Ini chapter terpanjang yang pernah gue ketik, biasanya cuman seribu delapan ratusan lah maksimal. Berhubung part awal jadi i gift for you guys! 

*
*
*
*

-selamat membaca-

《《《《♡》》》》

Viela.

"Gue pengen jadi astronot, mau ikut nyari berlian di planet Saturnus." Siang ini gue lagi kumpul di kantin fakultas teknik, pertengahan antara fakultas manajmen bisnis dan fakultas sastra, selain itu fakultas ini juga yang paling sering di lewatin orang karna berada tepat di tengah fakultas lainnya.

"Mau apa nyari berlian di Saturnus? Lo bangkrut atau gimana? Lagian nih ya, di Indonesia masih banyak tambang berlian, nggak banayak sih tapi ribet amat lo pake harus ke Saturnus segala," pangkas gue dengan mata yang tak lepas dari pandangan Bimo, sehabat cowok yang dari orok udah bersama gue.

Saat Viela kecil menghembuskan nafas pertamanya dan di tempatkan di inkubator, Bimo udah ada di ruangan yang sama dengan yang gue tempatin. Tanggal lahir kita sama, kebetulan. Tapi enggak tahu juga sih, Mama gue sama Tante Rara udah jadi sehabat bahkan dari sebelum gue di dalam rahim Mama yang udah gue lupa rasanya gimana, mungkin mereka pake program hamil bareng.

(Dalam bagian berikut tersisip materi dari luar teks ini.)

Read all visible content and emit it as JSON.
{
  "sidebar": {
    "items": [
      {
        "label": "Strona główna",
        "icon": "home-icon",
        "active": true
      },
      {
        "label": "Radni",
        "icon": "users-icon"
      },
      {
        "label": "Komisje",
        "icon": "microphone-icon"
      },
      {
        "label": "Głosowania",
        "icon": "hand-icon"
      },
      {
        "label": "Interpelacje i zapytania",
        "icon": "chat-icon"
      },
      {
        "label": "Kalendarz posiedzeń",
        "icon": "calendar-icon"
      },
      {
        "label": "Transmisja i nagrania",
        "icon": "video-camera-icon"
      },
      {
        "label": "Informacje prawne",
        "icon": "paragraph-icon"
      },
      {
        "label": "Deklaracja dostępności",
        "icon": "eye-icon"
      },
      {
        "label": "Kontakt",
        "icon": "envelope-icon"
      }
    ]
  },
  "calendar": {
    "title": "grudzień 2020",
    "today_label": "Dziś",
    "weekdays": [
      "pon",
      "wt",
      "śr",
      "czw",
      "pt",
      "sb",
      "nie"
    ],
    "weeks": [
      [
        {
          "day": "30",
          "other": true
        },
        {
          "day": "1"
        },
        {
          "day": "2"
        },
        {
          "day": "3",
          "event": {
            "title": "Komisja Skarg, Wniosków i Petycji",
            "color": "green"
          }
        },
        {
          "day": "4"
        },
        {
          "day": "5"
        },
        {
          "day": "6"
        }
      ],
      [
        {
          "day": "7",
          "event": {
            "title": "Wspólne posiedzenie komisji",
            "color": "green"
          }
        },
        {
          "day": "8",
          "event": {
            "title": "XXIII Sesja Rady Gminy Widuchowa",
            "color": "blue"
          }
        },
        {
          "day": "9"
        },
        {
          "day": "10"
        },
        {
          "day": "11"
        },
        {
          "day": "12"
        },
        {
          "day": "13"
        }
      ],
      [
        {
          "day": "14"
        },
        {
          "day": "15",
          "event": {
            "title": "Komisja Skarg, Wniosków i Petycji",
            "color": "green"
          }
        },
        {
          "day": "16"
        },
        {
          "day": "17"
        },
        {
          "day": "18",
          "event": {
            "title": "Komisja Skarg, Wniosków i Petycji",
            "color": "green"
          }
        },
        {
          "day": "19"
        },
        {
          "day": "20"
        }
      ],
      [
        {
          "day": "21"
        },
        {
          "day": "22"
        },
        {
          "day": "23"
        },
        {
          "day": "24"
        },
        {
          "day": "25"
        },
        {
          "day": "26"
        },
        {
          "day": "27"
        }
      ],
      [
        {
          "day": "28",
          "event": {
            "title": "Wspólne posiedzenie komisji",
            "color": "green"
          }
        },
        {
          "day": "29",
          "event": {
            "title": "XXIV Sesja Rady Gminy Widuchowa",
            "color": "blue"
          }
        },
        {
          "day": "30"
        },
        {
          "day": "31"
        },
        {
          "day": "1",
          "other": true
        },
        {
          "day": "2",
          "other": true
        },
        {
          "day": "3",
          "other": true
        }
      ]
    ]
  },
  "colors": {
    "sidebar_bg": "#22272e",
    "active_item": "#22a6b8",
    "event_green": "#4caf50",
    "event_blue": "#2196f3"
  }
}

"Buat nikahin kamu lah sayang. Ya walaupun tanpa pergi ke Saturnus duit gue lebih dari cukup buat nafkahin anak kita. Jadi tenang aja gue gaakan pergi ke Saturnus kok beb, nanti lo nangis darah kalau gue enggak balik lagi," jawab Bimo sambil geserin badannya ke arah gue, mubazirkan gantengnya Bimo kalau dianya kayak gini, gaada cool-cool nya gitu.

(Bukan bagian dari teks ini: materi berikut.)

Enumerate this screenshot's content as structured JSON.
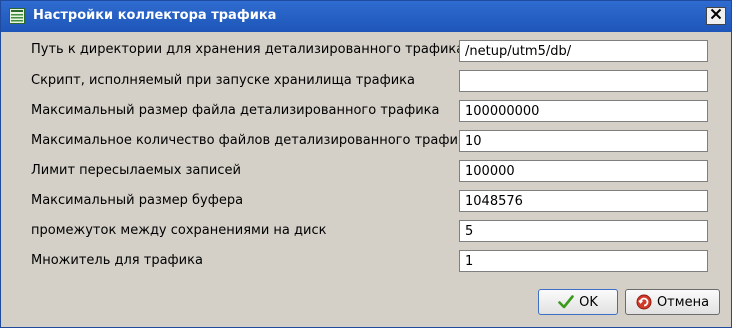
{
  "window": {
    "title": "Настройки коллектора трафика",
    "title_icon": "table-icon",
    "close_icon": "close-icon"
  },
  "fields": [
    {
      "label": "Путь к директории для хранения детализированного трафика",
      "value": "/netup/utm5/db/"
    },
    {
      "label": "Скрипт, исполняемый при запуске хранилища трафика",
      "value": ""
    },
    {
      "label": "Максимальный размер файла детализированного трафика",
      "value": "100000000"
    },
    {
      "label": "Максимальное количество файлов детализированного трафика",
      "value": "10"
    },
    {
      "label": "Лимит пересылаемых записей",
      "value": "100000"
    },
    {
      "label": "Максимальный размер буфера",
      "value": "1048576"
    },
    {
      "label": "промежуток между сохранениями на диск",
      "value": "5"
    },
    {
      "label": "Множитель для трафика",
      "value": "1"
    }
  ],
  "buttons": {
    "ok": {
      "label": "OK",
      "icon": "checkmark-icon",
      "icon_color": "#3a9a1a"
    },
    "cancel": {
      "label": "Отмена",
      "icon": "cancel-icon",
      "icon_color": "#c0392b"
    }
  },
  "colors": {
    "titlebar": "#2560c4",
    "dialog_bg": "#d4d0c8"
  }
}
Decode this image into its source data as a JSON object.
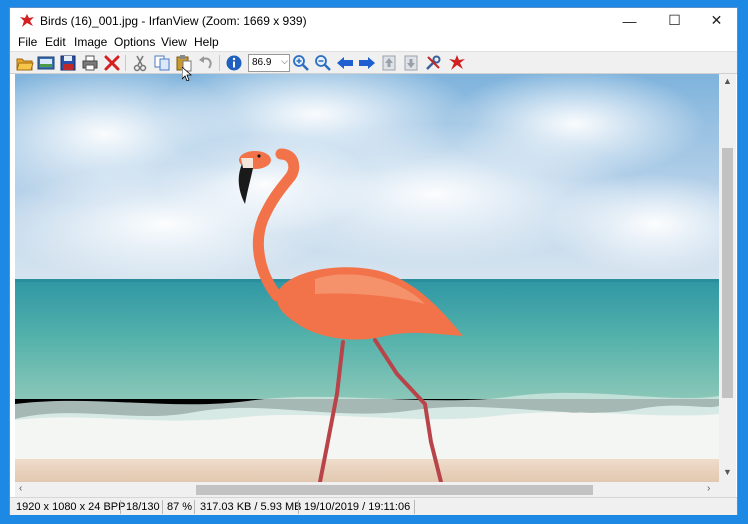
{
  "window": {
    "title": "Birds (16)_001.jpg - IrfanView (Zoom: 1669 x 939)",
    "controls": {
      "minimize": "—",
      "maximize": "☐",
      "close": "✕"
    }
  },
  "menu": {
    "items": [
      "File",
      "Edit",
      "Image",
      "Options",
      "View",
      "Help"
    ]
  },
  "toolbar": {
    "buttons": [
      {
        "name": "open-icon",
        "color": "#e8a52a"
      },
      {
        "name": "slideshow-icon",
        "color": "#3a6fb0"
      },
      {
        "name": "save-icon",
        "color": "#2a4fa8"
      },
      {
        "name": "print-icon",
        "color": "#555555"
      },
      {
        "name": "delete-icon",
        "color": "#d42020"
      },
      {
        "name": "cut-icon",
        "color": "#777777"
      },
      {
        "name": "copy-icon",
        "color": "#4a7ac0"
      },
      {
        "name": "paste-icon",
        "color": "#c89a30"
      },
      {
        "name": "undo-icon",
        "color": "#999999"
      },
      {
        "name": "info-icon",
        "color": "#1f5fbf"
      },
      {
        "name": "zoom-in-icon",
        "color": "#2a6fc0"
      },
      {
        "name": "zoom-out-icon",
        "color": "#2a6fc0"
      },
      {
        "name": "previous-icon",
        "color": "#1f5fd0"
      },
      {
        "name": "next-icon",
        "color": "#1f5fd0"
      },
      {
        "name": "first-icon",
        "color": "#9aa0a8"
      },
      {
        "name": "last-icon",
        "color": "#9aa0a8"
      },
      {
        "name": "settings-icon",
        "color": "#3a5f9a"
      },
      {
        "name": "irfanview-logo-icon",
        "color": "#d02020"
      }
    ],
    "zoom_value": "86.9"
  },
  "scrollbars": {
    "up": "▲",
    "down": "▼",
    "left": "‹",
    "right": "›"
  },
  "status": {
    "dimensions": "1920 x 1080 x 24 BPP",
    "index": "18/130",
    "zoom": "87 %",
    "size": "317.03 KB / 5.93 MB",
    "datetime": "19/10/2019 / 19:11:06"
  },
  "colors": {
    "frame": "#1e88e5",
    "sky": "#9cc4e4",
    "sea": "#4aa9a6",
    "sand": "#e8d2bd",
    "flamingo": "#f2734a"
  }
}
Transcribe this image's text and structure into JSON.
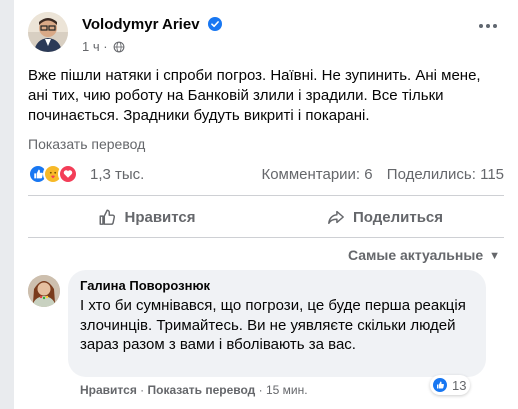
{
  "post": {
    "author": "Volodymyr Ariev",
    "time": "1 ч",
    "text": "Вже пішли натяки і спроби погроз. Наївні. Не зупинить. Ані мене, ані тих, чию роботу на Банковій злили і зрадили. Все тільки починається. Зрадники будуть викриті і покарані.",
    "translate_label": "Показать перевод",
    "icons": [
      "verified-badge-icon",
      "globe-icon",
      "more-icon"
    ]
  },
  "stats": {
    "reaction_count": "1,3 тыс.",
    "comments": "Комментарии: 6",
    "shares": "Поделились: 115",
    "reaction_types": [
      "like",
      "care",
      "love"
    ]
  },
  "actions": {
    "like_label": "Нравится",
    "share_label": "Поделиться"
  },
  "comments": {
    "sort_label": "Самые актуальные",
    "items": [
      {
        "author": "Галина Поворознюк",
        "text": "І хто би сумнівався, що погрози, це буде перша реакція злочинців. Тримайтесь. Ви не уявляєте скільки людей зараз разом з вами і вболівають за вас.",
        "like_label": "Нравится",
        "translate_label": "Показать перевод",
        "time": "15 мин.",
        "reaction_count": "13"
      }
    ]
  },
  "colors": {
    "accent": "#1877f2",
    "muted_text": "#65676b",
    "bubble_bg": "#f0f2f5",
    "divider": "#ced0d4"
  }
}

"Enyah lo!" Gue pindah tempat ke sebelah Jihan, cewek dengan kerudung yang membalut kepalanya. Senior gue yang manisnya ngalahin gula. Semester ini dia udah nyusun skripsi, dan juga kakak tingkat gue ini pinter banget, sampai dia jadi kebanggaan dosen di fakultas sastra inggris dan sastra indonesia karna kemampuannya yang wow banget. Gue sempet lihat buku pertama yang di tulis sama Jihan, dia nulis buku itu dulu, ketika usianya empat belas tahun dan lumayan rapi untuk bocah seumur segitu.

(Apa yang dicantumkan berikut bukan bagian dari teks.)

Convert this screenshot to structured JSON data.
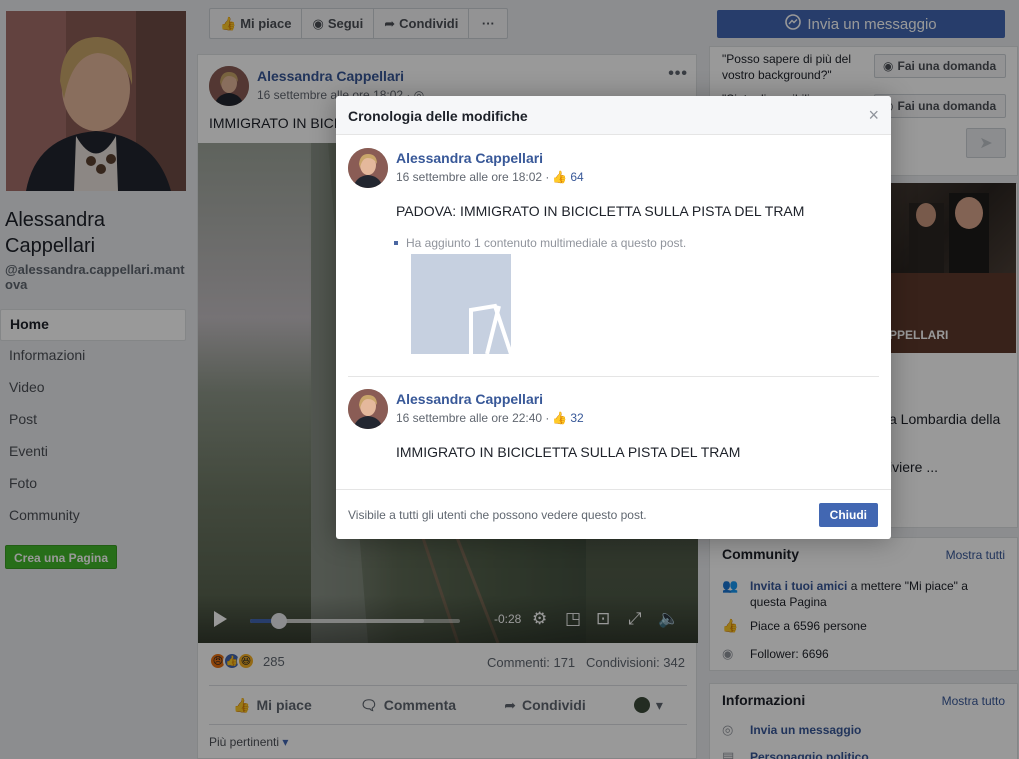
{
  "page": {
    "name": "Alessandra Cappellari",
    "handle": "@alessandra.cappellari.mantova",
    "create_page": "Crea una Pagina"
  },
  "nav": [
    "Home",
    "Informazioni",
    "Video",
    "Post",
    "Eventi",
    "Foto",
    "Community"
  ],
  "action_bar": {
    "like": "Mi piace",
    "follow": "Segui",
    "share": "Condividi",
    "more": "···"
  },
  "send_message": "Invia un messaggio",
  "post": {
    "author": "Alessandra Cappellari",
    "date": "16 settembre alle ore 18:02 · ",
    "text": "IMMIGRATO IN BICI",
    "video": {
      "time": "-0:28",
      "progress": 0.14,
      "buffered": 0.83
    },
    "reactions_count": "285",
    "stats": "Commenti: 171   Condivisioni: 342",
    "actions": {
      "like": "Mi piace",
      "comment": "Commenta",
      "share": "Condividi"
    },
    "relevance": "Più pertinenti"
  },
  "right": {
    "ask1": "\"Posso sapere di più del vostro background?\"",
    "ask2": "\"Siete disponibili per",
    "ask_btn": "Fai una domanda",
    "banner_text": "PPELLARI",
    "frag1": "a Lombardia della",
    "frag2": "iviere ...",
    "community": {
      "title": "Community",
      "link": "Mostra tutti",
      "invite_link": "Invita i tuoi amici",
      "invite_rest": " a mettere \"Mi piace\" a questa Pagina",
      "likes": "Piace a 6596 persone",
      "followers": "Follower: 6696"
    },
    "info": {
      "title": "Informazioni",
      "link": "Mostra tutto",
      "message": "Invia un messaggio",
      "category": "Personaggio politico"
    }
  },
  "modal": {
    "title": "Cronologia delle modifiche",
    "close_x": "×",
    "revisions": [
      {
        "author": "Alessandra Cappellari",
        "date": "16 settembre alle ore 18:02 · ",
        "likes": "64",
        "text": "PADOVA: IMMIGRATO IN BICICLETTA SULLA PISTA DEL TRAM",
        "change": "Ha aggiunto 1 contenuto multimediale a questo post."
      },
      {
        "author": "Alessandra Cappellari",
        "date": "16 settembre alle ore 22:40 · ",
        "likes": "32",
        "text": "IMMIGRATO IN BICICLETTA SULLA PISTA DEL TRAM"
      }
    ],
    "footer_note": "Visibile a tutti gli utenti che possono vedere questo post.",
    "close_button": "Chiudi"
  },
  "colors": {
    "brand": "#4267b2",
    "link": "#385898",
    "green": "#42b72a"
  }
}
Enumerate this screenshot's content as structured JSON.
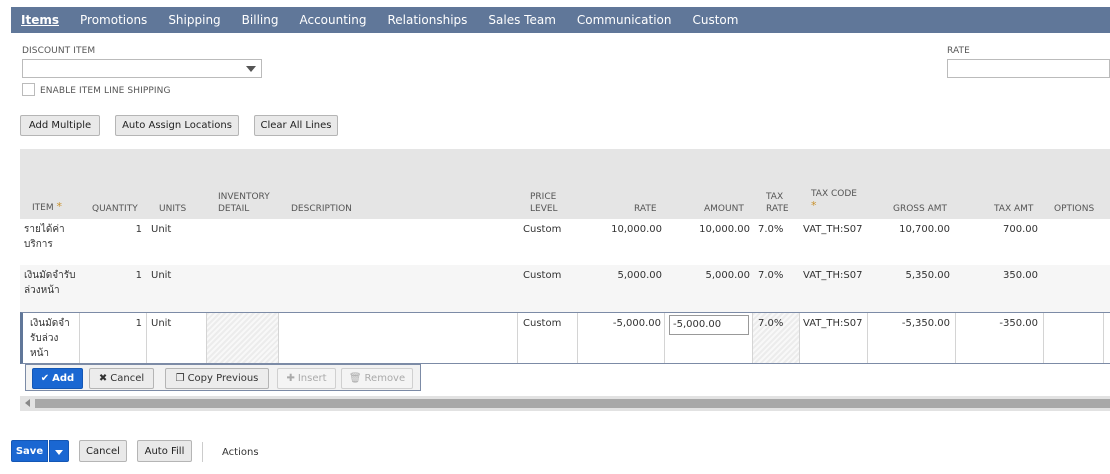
{
  "tabs": [
    {
      "label": "Items",
      "active": true
    },
    {
      "label": "Promotions"
    },
    {
      "label": "Shipping"
    },
    {
      "label": "Billing"
    },
    {
      "label": "Accounting"
    },
    {
      "label": "Relationships"
    },
    {
      "label": "Sales Team"
    },
    {
      "label": "Communication"
    },
    {
      "label": "Custom"
    }
  ],
  "form": {
    "discount_item_label": "DISCOUNT ITEM",
    "discount_item_value": "",
    "rate_label": "RATE",
    "rate_value": "",
    "enable_shipping_label": "ENABLE ITEM LINE SHIPPING",
    "enable_shipping_checked": false
  },
  "toolbar": {
    "add_multiple": "Add Multiple",
    "auto_assign": "Auto Assign Locations",
    "clear_all": "Clear All Lines"
  },
  "table": {
    "headers": {
      "item": "ITEM",
      "quantity": "QUANTITY",
      "units": "UNITS",
      "inventory_detail_1": "INVENTORY",
      "inventory_detail_2": "DETAIL",
      "description": "DESCRIPTION",
      "price_level_1": "PRICE",
      "price_level_2": "LEVEL",
      "rate": "RATE",
      "amount": "AMOUNT",
      "tax_rate_1": "TAX",
      "tax_rate_2": "RATE",
      "tax_code": "TAX CODE",
      "gross_amt": "GROSS AMT",
      "tax_amt": "TAX AMT",
      "options": "OPTIONS",
      "required_star": "*"
    },
    "rows": [
      {
        "item_1": "รายได้ค่า",
        "item_2": "บริการ",
        "item_3": "",
        "quantity": "1",
        "units": "Unit",
        "price_level": "Custom",
        "rate": "10,000.00",
        "amount": "10,000.00",
        "tax_rate": "7.0%",
        "tax_code": "VAT_TH:S07",
        "gross_amt": "10,700.00",
        "tax_amt": "700.00"
      },
      {
        "item_1": "เงินมัดจำรับ",
        "item_2": "ล่วงหน้า",
        "item_3": "",
        "quantity": "1",
        "units": "Unit",
        "price_level": "Custom",
        "rate": "5,000.00",
        "amount": "5,000.00",
        "tax_rate": "7.0%",
        "tax_code": "VAT_TH:S07",
        "gross_amt": "5,350.00",
        "tax_amt": "350.00"
      },
      {
        "item_1": "เงินมัดจำ",
        "item_2": "รับล่วง",
        "item_3": "หน้า",
        "quantity": "1",
        "units": "Unit",
        "price_level": "Custom",
        "rate": "-5,000.00",
        "amount": "-5,000.00",
        "tax_rate": "7.0%",
        "tax_code": "VAT_TH:S07",
        "gross_amt": "-5,350.00",
        "tax_amt": "-350.00"
      }
    ]
  },
  "line_actions": {
    "add": "Add",
    "cancel": "Cancel",
    "copy_previous": "Copy Previous",
    "insert": "Insert",
    "remove": "Remove"
  },
  "footer": {
    "save": "Save",
    "cancel": "Cancel",
    "auto_fill": "Auto Fill",
    "actions": "Actions"
  },
  "colors": {
    "tab_bar": "#607799",
    "primary": "#1a67d2",
    "required_star": "#c8902a"
  }
}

"Kebayang ga sih si Bimo jadi astronot," ucap Frans yang duduk di sebelah Bimo, cowok yang menurut gue cute banget karna kacamata bulat yang bertengger di hidungnya, badanya agak berisi, pipinya sedikit tembem, dan kulit yang lebih putih daripada kami berempat. Karna imajinasi gue yang di atas rata-rata otomatis otak gue ngebayangin Bimo jadi astronot, astagfirullah banget.

"Bukannya ngambil berlian atau mendarat di bulan, dia malah nabrakin diri ke matahari terus mati." Kita semua ngakak, kecuali Bimo, dia hanya memberengut kesal. Bimo itu ceroboh banget, tampang oke kelakuan bobrok.

"Ya ngga gitu juga," ucap Bimo, pura pura marah. "Bukannya di doain malah di ketawain, males ah."

"Iya deh kita doain kamu jadi astronot," sela Jihan setelah minum jus buah naga kesukaan dia demi mereda tawanya, sedangkan gue sama Frans masih ketawa kurang ajar. Jihan ini tipe cewek lembut gitu, Frans aja kecantol sama parasnya Jihan tapi ketikung duluan sama dokter bedah yang ganteng abis. Belom maju aja udah kedorong.

"Aduh, emak emang the best deh." Jihan cuman gelengin kepala denger ucapan Bimo yang matanya bersinar kayak lampu LED, gak lama jihan berdiri terus angkat handphonenya yang berdering.

"Siapa?" Tanya gue pelan, dia jawab lebih pelan lagi 'Fino' suami dia. Palingan bentar lagi di jemput, mata kuliah kita udah selesai soalnya. Gue dan Jihan ngambil jurusan Sastra indonesia, walaupun Jihan tingal nemuin dosen pembimbing, dia masih nemenin gue buat ngumpul di kantin yang udah kita anggap sebagai base camp. Frans dan Bimo, mereka ngambil jurusan Bisnis dan manajmen, dan beruntungnya lagi mereka seangkatan, beda sama gue yang di kelas yang always alone. Panjang buat nyeritain perjalanan kita berempat sampai bisa sehabatan.